Structural defects in AlN single crystals grown by the sublimation method and GaN single crystals grown by the ammonothermal method are characterized by synchrotron white-beam X-ray topography in conjunction with optical microscopy. AlN platelets are either of (1120) or (0001) type depending on the growth conditions. Dislocation densities of the order of 10 3 cm -2 or lower are observed in some crystals. X-ray topographs reveal the presence of growth sector boundaries, inclusions, and growth dislocations that indicate slight impurity contamination. The 2H crystal structure of GaN single crystals obtained by the ammonothermal method was verified by Laue X-ray pattern analysis. GaN crystals grown are of the order of 1 mm in size and are either (0001) platelets or [0001] prismatic needles. Generally, prismatic needles are characterized by lower degree of mosaicity than (0001) platelets.

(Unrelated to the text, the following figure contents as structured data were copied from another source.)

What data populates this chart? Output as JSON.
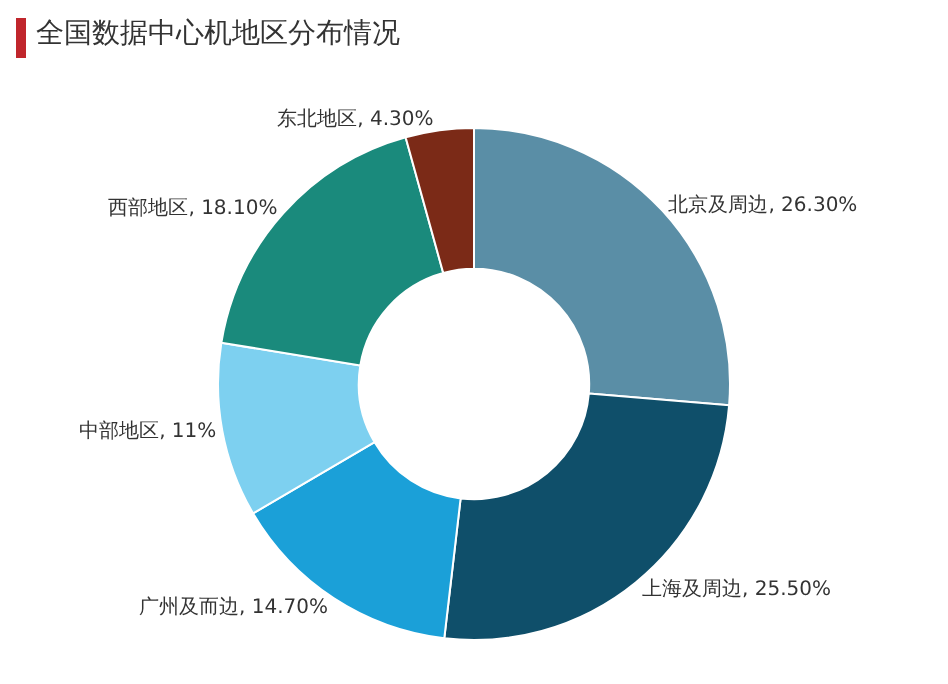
{
  "chart_data": {
    "type": "donut",
    "title": "全国数据中心机地区分布情况",
    "categories": [
      "北京及周边",
      "上海及周边",
      "广州及而边",
      "中部地区",
      "西部地区",
      "东北地区"
    ],
    "values": [
      26.3,
      25.5,
      14.7,
      11,
      18.1,
      4.3
    ],
    "value_labels": [
      "26.30%",
      "25.50%",
      "14.70%",
      "11%",
      "18.10%",
      "4.30%"
    ],
    "colors": [
      "#5a8ea6",
      "#0f4f6a",
      "#1ba0d8",
      "#7dd0f0",
      "#1a8a7c",
      "#7b2a17"
    ],
    "legend": false
  }
}
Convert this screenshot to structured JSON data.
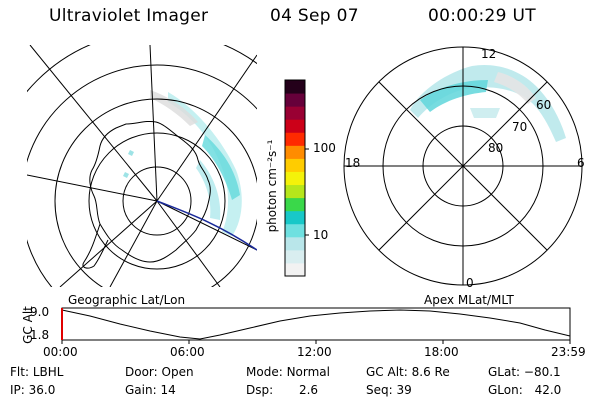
{
  "header": {
    "instrument": "Ultraviolet Imager",
    "date": "04 Sep 07",
    "time": "00:00:29 UT"
  },
  "geo_panel": {
    "label": "Geographic Lat/Lon"
  },
  "colorbar": {
    "unit_label": "photon cm⁻²s⁻¹",
    "ticks": [
      "100",
      "10"
    ],
    "scale": "log",
    "colors": [
      "#f2f2f2",
      "#d9eef0",
      "#b9e6ea",
      "#6fe0e0",
      "#18c8c8",
      "#3ad84a",
      "#b6e61b",
      "#f4f20a",
      "#ffcc00",
      "#ff8c00",
      "#ff2a00",
      "#cc0018",
      "#990033",
      "#66003a",
      "#24001a"
    ]
  },
  "polar_panel": {
    "label": "Apex MLat/MLT",
    "mlt_labels": [
      "12",
      "18",
      "6",
      "0"
    ],
    "mlat_labels": [
      "60",
      "70",
      "80"
    ]
  },
  "timeline": {
    "ylabel": "GC Alt",
    "yticks": [
      "9.0",
      "1.8"
    ],
    "xticks": [
      "00:00",
      "06:00",
      "12:00",
      "18:00",
      "23:59"
    ],
    "current_marker_color": "#e00000"
  },
  "info": {
    "flt_label": "Flt:",
    "flt_value": "LBHL",
    "ip_label": "IP:",
    "ip_value": "36.0",
    "door_label": "Door:",
    "door_value": "Open",
    "gain_label": "Gain:",
    "gain_value": "14",
    "mode_label": "Mode:",
    "mode_value": "Normal",
    "dsp_label": "Dsp:",
    "dsp_value": "2.6",
    "gcalt_label": "GC Alt:",
    "gcalt_value": "8.6 Re",
    "seq_label": "Seq:",
    "seq_value": "39",
    "glat_label": "GLat:",
    "glat_value": "−80.1",
    "glon_label": "GLon:",
    "glon_value": "42.0"
  }
}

Vacancy compensation and related donor-acceptor pair recombination in bulk AlN

A prominent 2.8 eV emission peak is identified in bulk AlN substrates grown by physical vapor transport. This peak is shown to be related to the carbon concentration in the samples. Density functional theory calculations predict that this emission is caused by a donor-acceptor pair (DAP) recombination between substitutional carbon on the nitrogen site and a nitrogen vacancy. Photoluminescence and photoluminescence-excitation spectroscopy are used to confirm the model and indicate the DAP character of the emission. The interaction between defects provides a pathway to creating ultraviolet-transparent AlN substrates for optoelectronics applications.